La quinta entrega de la saga adolescente sobre los hijos de los personajes de Disney se estrenó el pasado jueves 16 en Disney Channel y al día siguiente en Disney+. Al igual que la anterior película, esta está protagonizada por Kylie Cantrall como Red y Malia Baker como Chloe, hijas de la Reina de Corazones y Cenicienta respectivamente. No obstante, a diferencia de «Descendientes: Corazón Rebelde» (2024, Jennifer Phang), esta cuenta con la dirección de Kimmy Gatewood.

La verdad es que el cambio de dirección se hace notar considerablemente para mejor. Si bien esta película no ha sido santa de mi devoción, se puede decir que la historia que cuenta se siente completa, cosa que con su predecesora no ocurría.
Aquí partimos de la premisa de una línea temporal que ha sido alterada por los sucesos que vimos hace un par de años: la Reina de Corazones nunca fue una villana, Red tiene una hermana pequeña llamada Pink y el Sombrerero Loco es malvado. Además, nos presentan a todo un repertorio de nuevos personajes, siendo estos: Luis Madrigal, hijo de Luisa Madrigal; Max, hijo del Sombrerero Loco; Hazel Garfio, hija del Capitán Garfio; Robbie Hood, hijo de Robin Hood; Felix Facilier, hijo del Doctor Facilier; y los gemelos Smee, que ya aparecieron hace 7 años en Descendientes 3 (2019, Kenny Ortega).

Entrando en materia, si bien lo que se plantea en la cinta es interesante, la ejecución es muy mejorable. Por un lado encontramos el conflicto de Max, que descubre que tenía una vida feliz con su padre antes de que Red evitara que su madre sucumbiera a la oscuridad. Por otro lado, tenemos a Chloe, que siente que su mejor amiga la hace de menos. Si bien el primer de estos conflictos está bastante correcto, el segundo carece de justificación y se siente muy espontáneo. Es como si quisieran hacernos creer que Red y Chloe llevan toda la vida siendo mejores amigas cuando se conocen de apenas unos días, cosa que parece que los guionistas han olvidado.

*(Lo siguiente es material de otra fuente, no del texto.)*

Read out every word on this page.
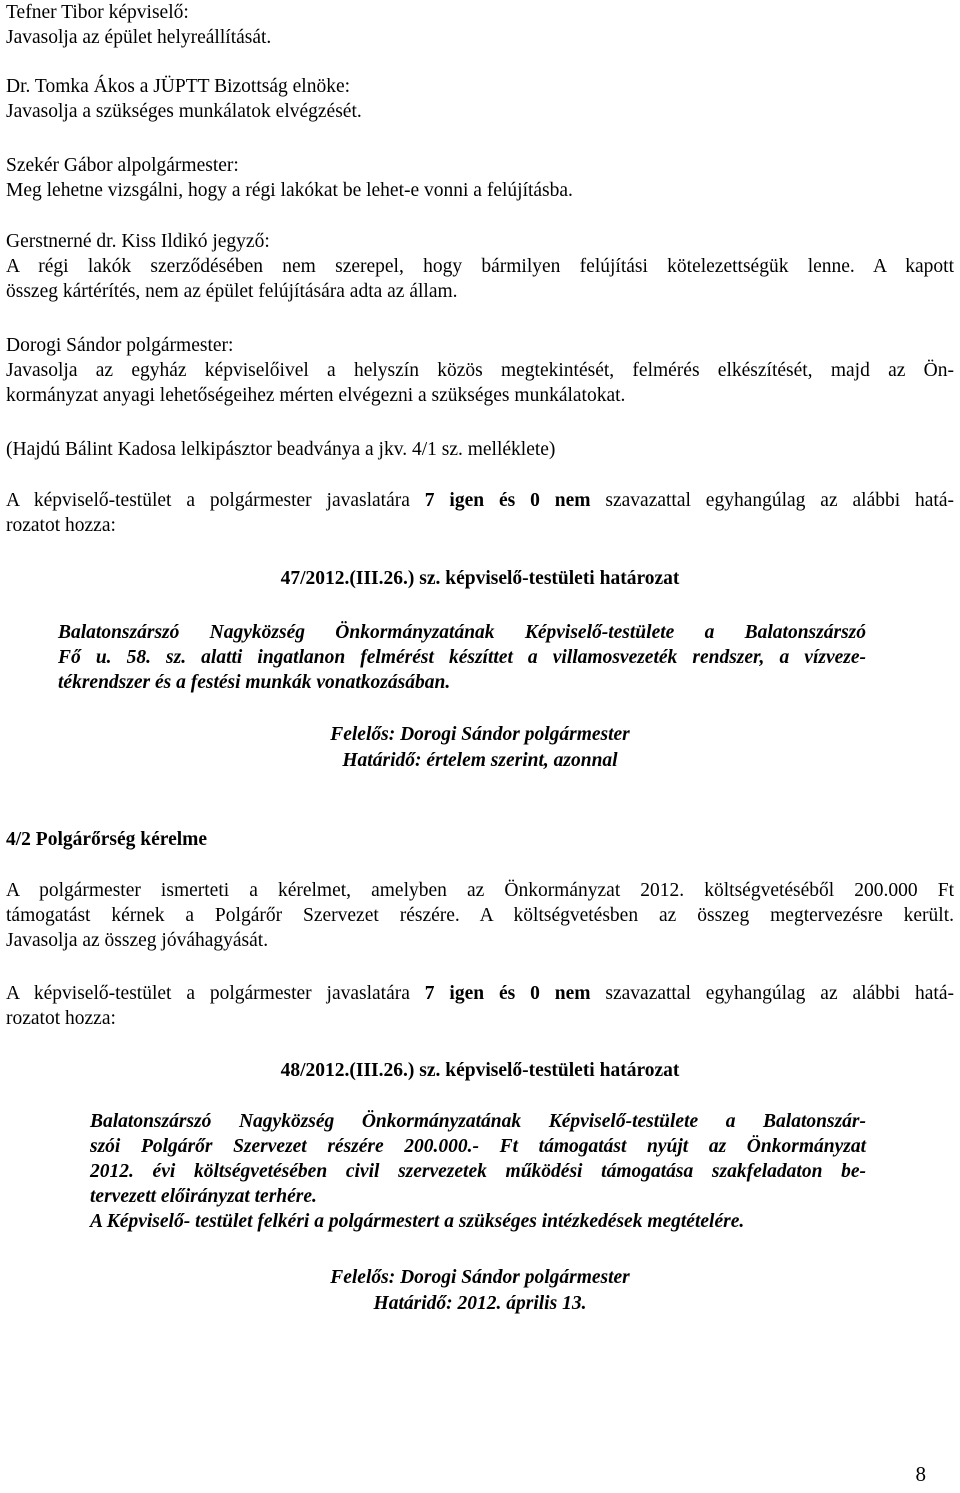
Tefner Tibor képviselő:

Javasolja az épület helyreállítását.

Dr. Tomka Ákos a JÜPTT Bizottság elnöke:

Javasolja a szükséges munkálatok elvégzését.

Szekér Gábor alpolgármester:

Meg lehetne vizsgálni, hogy a régi lakókat be lehet-e vonni a felújításba.

Gerstnerné dr. Kiss Ildikó jegyző:

A régi lakók szerződésében nem szerepel, hogy bármilyen felújítási kötelezettségük lenne. A kapott

összeg kártérítés, nem az épület felújítására adta az állam.

Dorogi Sándor polgármester:

Javasolja az egyház képviselőivel a helyszín közös megtekintését, felmérés elkészítését, majd az Ön-

kormányzat anyagi lehetőségeihez mérten elvégezni a szükséges munkálatokat.

(Hajdú Bálint Kadosa lelkipásztor beadványa a jkv. 4/1 sz. melléklete)

A képviselő-testület a polgármester javaslatára 7 igen és 0 nem szavazattal egyhangúlag az alábbi hatá-

rozatot hozza:

47/2012.(III.26.) sz. képviselő-testületi határozat

Balatonszárszó Nagyközség Önkormányzatának Képviselő-testülete a Balatonszárszó

Fő u. 58. sz. alatti ingatlanon felmérést készíttet a villamosvezeték rendszer, a vízveze-

tékrendszer és a festési munkák vonatkozásában.

Felelős: Dorogi Sándor polgármester

Határidő: értelem szerint, azonnal

4/2 Polgárőrség kérelme

A polgármester ismerteti a kérelmet, amelyben az Önkormányzat 2012. költségvetéséből 200.000 Ft

támogatást kérnek a Polgárőr Szervezet részére. A költségvetésben az összeg megtervezésre került.

Javasolja az összeg jóváhagyását.

A képviselő-testület a polgármester javaslatára 7 igen és 0 nem szavazattal egyhangúlag az alábbi hatá-

rozatot hozza:

48/2012.(III.26.) sz. képviselő-testületi határozat

Balatonszárszó Nagyközség Önkormányzatának Képviselő-testülete a Balatonszár-

szói Polgárőr Szervezet részére 200.000.- Ft támogatást nyújt az Önkormányzat

2012. évi költségvetésében civil szervezetek működési támogatása szakfeladaton be-

tervezett előirányzat terhére.

A Képviselő- testület felkéri a polgármestert a szükséges intézkedések megtételére.

Felelős: Dorogi Sándor polgármester

Határidő: 2012. április 13.

8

En lo que se refiere a las canciones, sucede lo mismo que en todas las películas de Disney Channel de los últimos 8 años. Los temas son esencialmente rapeados, haciendo que los personajes simplemente pasen de hablar en prosa a hablar en verso con una base de fondo. Y ojo, no es un problema del rap, sino de cómo se utiliza. En los musicales, las canciones no son meros diálogos con música, sino que aportan intensidad, justifican a los personajes o permiten expresar lo que las palabras no pueden hacer por sí mismas. En este caso, con alguna excepción, esto no ocurre.

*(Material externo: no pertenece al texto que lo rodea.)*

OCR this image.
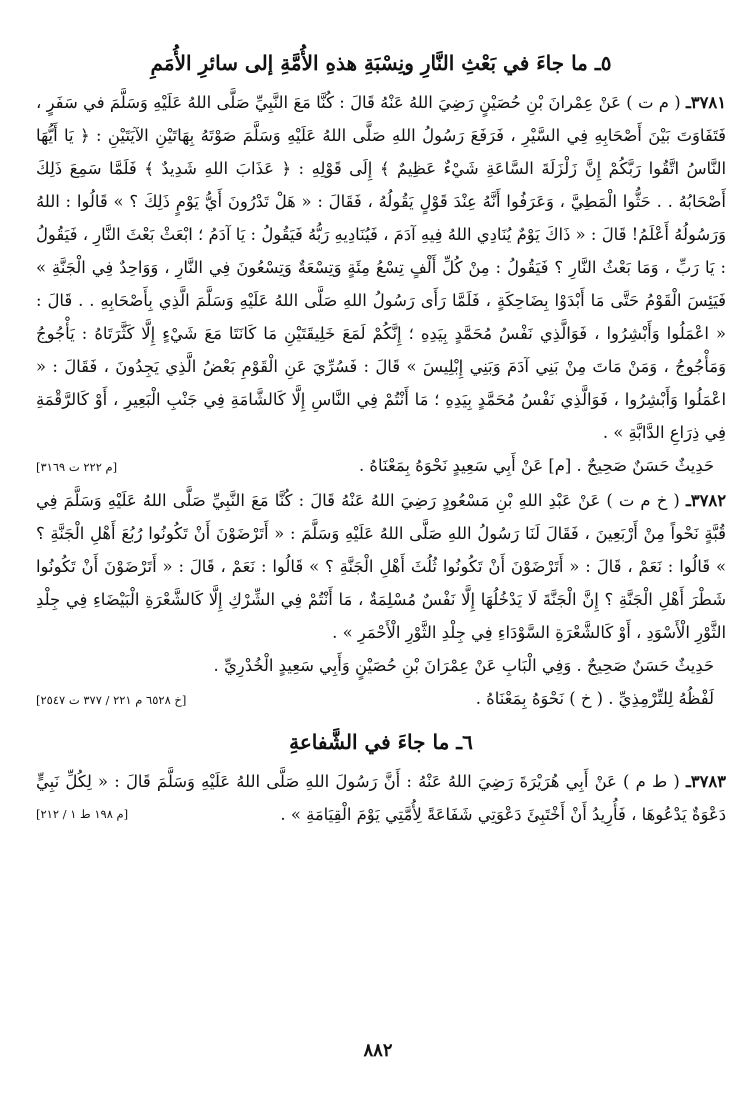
٥ـ ما جاءَ في بَعْثِ النَّارِ ونِسْبَةِ هذهِ الأُمَّةِ إلى سائرِ الأُمَمِ

٣٧٨١ـ ( م ت ) عَنْ عِمْرانَ بْنِ حُصَيْنٍ رَضِيَ اللهُ عَنْهُ قَالَ : كُنَّا مَعَ النَّبِيِّ صَلَّى اللهُ عَلَيْهِ وَسَلَّمَ في سَفَرٍ ، فَتَفَاوَتَ بَيْنَ أَصْحَابِهِ فِي السَّيْرِ ، فَرَفَعَ رَسُولُ اللهِ صَلَّى اللهُ عَلَيْهِ وَسَلَّمَ صَوْتَهُ بِهَاتَيْنِ الآيَتَيْنِ : ﴿ يَا أَيُّهَا النَّاسُ اتَّقُوا رَبَّكُمْ إِنَّ زَلْزَلَةَ السَّاعَةِ شَيْءٌ عَظِيمٌ ﴾ إِلَى قَوْلِهِ : ﴿ عَذَابَ اللهِ شَدِيدٌ ﴾ فَلَمَّا سَمِعَ ذَلِكَ أَصْحَابُهُ . . حَثُّوا الْمَطِيَّ ، وَعَرَفُوا أَنَّهُ عِنْدَ قَوْلٍ يَقُولُهُ ، فَقَالَ : « هَلْ تَدْرُونَ أَيُّ يَوْمٍ ذَلِكَ ؟ » قَالُوا : اللهُ وَرَسُولُهُ أَعْلَمُ! قَالَ : « ذَاكَ يَوْمٌ يُنَادِي اللهُ فِيهِ آدَمَ ، فَيُنَادِيهِ رَبُّهُ فَيَقُولُ : يَا آدَمُ ؛ ابْعَثْ بَعْثَ النَّارِ ، فَيَقُولُ : يَا رَبِّ ، وَمَا بَعْثُ النَّارِ ؟ فَيَقُولُ : مِنْ كُلِّ أَلْفٍ تِسْعُ مِئَةٍ وَتِسْعَةٌ وَتِسْعُونَ فِي النَّارِ ، وَوَاحِدٌ فِي الْجَنَّةِ » فَيَئِسَ الْقَوْمُ حَتَّى مَا أَبْدَوْا بِضَاحِكَةٍ ، فَلَمَّا رَأَى رَسُولُ اللهِ صَلَّى اللهُ عَلَيْهِ وَسَلَّمَ الَّذِي بِأَصْحَابِهِ . . قَالَ : « اعْمَلُوا وَأَبْشِرُوا ، فَوَالَّذِي نَفْسُ مُحَمَّدٍ بِيَدِهِ ؛ إِنَّكُمْ لَمَعَ خَلِيقَتَيْنِ مَا كَانَتَا مَعَ شَيْءٍ إِلَّا كَثَّرَتَاهُ : يَأْجُوجُ وَمَأْجُوجُ ، وَمَنْ مَاتَ مِنْ بَنِي آدَمَ وَبَنِي إِبْلِيسَ » قَالَ : فَسُرِّيَ عَنِ الْقَوْمِ بَعْضُ الَّذِي يَجِدُونَ ، فَقَالَ : « اعْمَلُوا وَأَبْشِرُوا ، فَوَالَّذِي نَفْسُ مُحَمَّدٍ بِيَدِهِ ؛ مَا أَنْتُمْ فِي النَّاسِ إِلَّا كَالشَّامَةِ فِي جَنْبِ الْبَعِيرِ ، أَوْ كَالرَّقْمَةِ فِي ذِرَاعِ الدَّابَّةِ » .

حَدِيثٌ حَسَنٌ صَحِيحٌ . [م] عَنْ أَبِي سَعِيدٍ نَحْوَهُ بِمَعْنَاهُ .
[م ٢٢٢ ت ٣١٦٩]

٣٧٨٢ـ ( خ م ت ) عَنْ عَبْدِ اللهِ بْنِ مَسْعُودٍ رَضِيَ اللهُ عَنْهُ قَالَ : كُنَّا مَعَ النَّبِيِّ صَلَّى اللهُ عَلَيْهِ وَسَلَّمَ فِي قُبَّةٍ نَحْواً مِنْ أَرْبَعِينَ ، فَقَالَ لَنَا رَسُولُ اللهِ صَلَّى اللهُ عَلَيْهِ وَسَلَّمَ : « أَتَرْضَوْنَ أَنْ تَكُونُوا رُبُعَ أَهْلِ الْجَنَّةِ ؟ » قَالُوا : نَعَمْ ، قَالَ : « أَتَرْضَوْنَ أَنْ تَكُونُوا ثُلُثَ أَهْلِ الْجَنَّةِ ؟ » قَالُوا : نَعَمْ ، قَالَ : « أَتَرْضَوْنَ أَنْ تَكُونُوا شَطْرَ أَهْلِ الْجَنَّةِ ؟ إِنَّ الْجَنَّةَ لَا يَدْخُلُهَا إِلَّا نَفْسٌ مُسْلِمَةٌ ، مَا أَنْتُمْ فِي الشِّرْكِ إِلَّا كَالشَّعْرَةِ الْبَيْضَاءِ فِي جِلْدِ الثَّوْرِ الْأَسْوَدِ ، أَوْ كَالشَّعْرَةِ السَّوْدَاءِ فِي جِلْدِ الثَّوْرِ الْأَحْمَرِ » .

حَدِيثٌ حَسَنٌ صَحِيحٌ . وَفِي الْبَابِ عَنْ عِمْرَانَ بْنِ حُصَيْنٍ وَأَبِي سَعِيدٍ الْخُدْرِيِّ .

لَفْظُهُ لِلتِّرْمِذِيِّ . ( خ ) نَحْوَهُ بِمَعْنَاهُ .
[خ ٦٥٢٨ م ٢٢١ / ٣٧٧ ت ٢٥٤٧]
٦ـ ما جاءَ في الشَّفاعةِ

٣٧٨٣ـ ( ط م ) عَنْ أَبِي هُرَيْرَةَ رَضِيَ اللهُ عَنْهُ : أَنَّ رَسُولَ اللهِ صَلَّى اللهُ عَلَيْهِ وَسَلَّمَ قَالَ : « لِكُلِّ نَبِيٍّ دَعْوَةٌ يَدْعُوهَا ، فَأُرِيدُ أَنْ أَخْتَبِئَ دَعْوَتِي شَفَاعَةً لِأُمَّتِي يَوْمَ الْقِيَامَةِ » .
[م ١٩٨ ط ١ / ٢١٢]

٨٨٢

Estéticamente, arrastramos el problema de la cuarta. Los vestuarios se sienten disfraces y las pelucas muy poco realistas, a diferencia de lo que ocurría en la trilogía original, donde veíamos varios cambios de indumentaria con diseños que daban a los personajes mucha más personalidad. Honestamente, creo que es un error marcar a las protagonistas de rojo y azul hasta el punto al que se llega. Si bien pueden tener sus colores característicos, opino que no hay necesidad de que estos estén presentes en sus pelos con los tonos intensos en los que están. No obstante, el aspecto de Chloe cuando se corrompe se salva bastante, aún sin ser perfecto.

La película acaba en un cliffhanger con Pink encontrando un artefacto misterioso que la hija del Gato de Cheshire, a quien da voz Awkwafina, nos da a entender que será importante para la continuación. Honestamente, no sé muy bien qué esperar de esta franquicia y queda esperar probablemente un par de años para saber qué es lo que depara.